In our model, there are Einsum layers, which are reported as unsupported by the compiler, so I replaced them with Transpose + MatMul. As a result, dim 0 is not always N anymore. Can this requirement be relaxed, or Einsum layer can be added?
As a side note, our model do not use Attention. Yolov10, ConvNext, or VitSmall does not fix the issue, either.
EDIT: drop the link to the open source model to avoid confusion, as our model now deviates a lot from the original one
Hmmm, those layers (Einsum / Transpose + MatMul) probably won’t be supportable without a new Extension for it, or depending on the axes involved, it may not be supportable on the current generation chip. MX3 is mainly focused around CNNs, so transpose/matmul especially on the Batch (or just 1st dim) or Channel dimensions can be difficult.
How common is this layer in your network? If it’s only near the beginning or end of the graph, you could try manual cropping [see the other tab on the autocrop tutorial].
Likewise, if the layer is only once or twice in the middle of the network, perhaps cropping into separate sections, then co-compiling the supported sections, would work. If you’d like a tutorial on this just let me know.
Such layers appear a few times in the middle of the network, in one of multiple branches, and there are heavy linear layers before and after those layers. If manual cropping is applied, it seems pre- and post-processing models are not run on the accelerator. Is there a way to run all linear layers on the accelerator? Such a tutorial is highly appreciated.
Here’s an example where there’s 1 instance of the unsupported block in the middle of the network:
Crop the 1st supported section with mx_nc -m model.onnx --outputs "layer_just_before_the_unsupported_block”. You can kill it early with Ctrl+C, since we only need the cropping to happen, not yet compile to DFP.
You’ll get back model_crop.onnx as the supported section, and model_post.onnx as the rest of the network
Rename model_crop to mappable_part1.onnx and model_post to the_rest.onnx
Crop the 2nd supported section with mx_nc -m the_rest.onnx --inputs “layer_just_after_the_unsupported_block”, and again kill early with Ctrl+C
the_rest_crop.onnx is our 2nd mappable section, so rename it to mappable_part2.onnx
the_rest_pre.onnx is the isolated unsupported layer, rename it something like einsum_block.onnx
Compile the two supported sections together into 1 DFP with mx_nc -m mappable_part1.onnx mappable_part2.onnx, get models.dfp
Set the preprocessing model for model_idx=1 (mappable_part2.onnx) with accl.set_preprocessing_model(“einsum_block.onnx”, model_idx=1)

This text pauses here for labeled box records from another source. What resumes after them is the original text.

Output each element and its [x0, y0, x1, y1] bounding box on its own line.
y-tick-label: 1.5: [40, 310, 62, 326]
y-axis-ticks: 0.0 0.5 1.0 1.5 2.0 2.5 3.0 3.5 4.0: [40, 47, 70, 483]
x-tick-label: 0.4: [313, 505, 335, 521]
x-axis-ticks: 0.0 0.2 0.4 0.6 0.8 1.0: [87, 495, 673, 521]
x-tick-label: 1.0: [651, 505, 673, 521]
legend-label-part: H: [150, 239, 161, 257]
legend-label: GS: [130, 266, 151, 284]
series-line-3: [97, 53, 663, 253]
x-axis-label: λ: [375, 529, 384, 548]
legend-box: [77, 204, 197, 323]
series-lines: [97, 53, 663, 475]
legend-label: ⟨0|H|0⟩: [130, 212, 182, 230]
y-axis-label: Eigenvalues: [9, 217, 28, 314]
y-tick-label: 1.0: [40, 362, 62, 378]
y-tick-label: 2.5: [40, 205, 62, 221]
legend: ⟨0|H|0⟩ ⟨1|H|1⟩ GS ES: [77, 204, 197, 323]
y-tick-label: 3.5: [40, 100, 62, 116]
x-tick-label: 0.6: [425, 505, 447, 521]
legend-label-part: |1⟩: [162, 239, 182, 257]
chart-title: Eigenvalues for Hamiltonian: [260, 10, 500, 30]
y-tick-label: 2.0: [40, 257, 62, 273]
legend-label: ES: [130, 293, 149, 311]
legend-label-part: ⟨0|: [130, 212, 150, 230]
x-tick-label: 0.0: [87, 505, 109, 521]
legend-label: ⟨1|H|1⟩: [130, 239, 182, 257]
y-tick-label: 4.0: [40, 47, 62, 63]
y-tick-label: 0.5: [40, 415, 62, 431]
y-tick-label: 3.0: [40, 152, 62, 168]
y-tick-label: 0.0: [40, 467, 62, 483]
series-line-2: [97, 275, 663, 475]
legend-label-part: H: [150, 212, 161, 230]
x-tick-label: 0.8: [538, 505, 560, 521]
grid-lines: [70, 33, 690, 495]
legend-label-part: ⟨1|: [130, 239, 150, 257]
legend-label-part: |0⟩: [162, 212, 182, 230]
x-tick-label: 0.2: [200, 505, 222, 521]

Define your input and output callbacks for both model_idx:
model_idx=0 should have
input callback: gets original input image [optionally pushing to a global queue if you want to draw on the original image before displaying]
output callback: gets the intermediate output feature maps and just pushes them to a queue
model_idx=1 should have
input callback: pops from model 0’s output fmaps from the queue and sends them directly to the accelerator
AsyncAccl will call the einsum_block.onnx “preprocessing” model under the hood.
output callback: now you have the final model output. Do post-processing, such as drawing and displaying, here.
If there are multiple instances in the middle of the network, unfortunately this process will have to be duplicated for each section, e.g. 3 instances of the unsupported block would end up having 4 model sections on running on the MX3 (model_idx 0,1,2,3) plus 3 separate “preprocessing” models attached (to model_idx 1,2,3).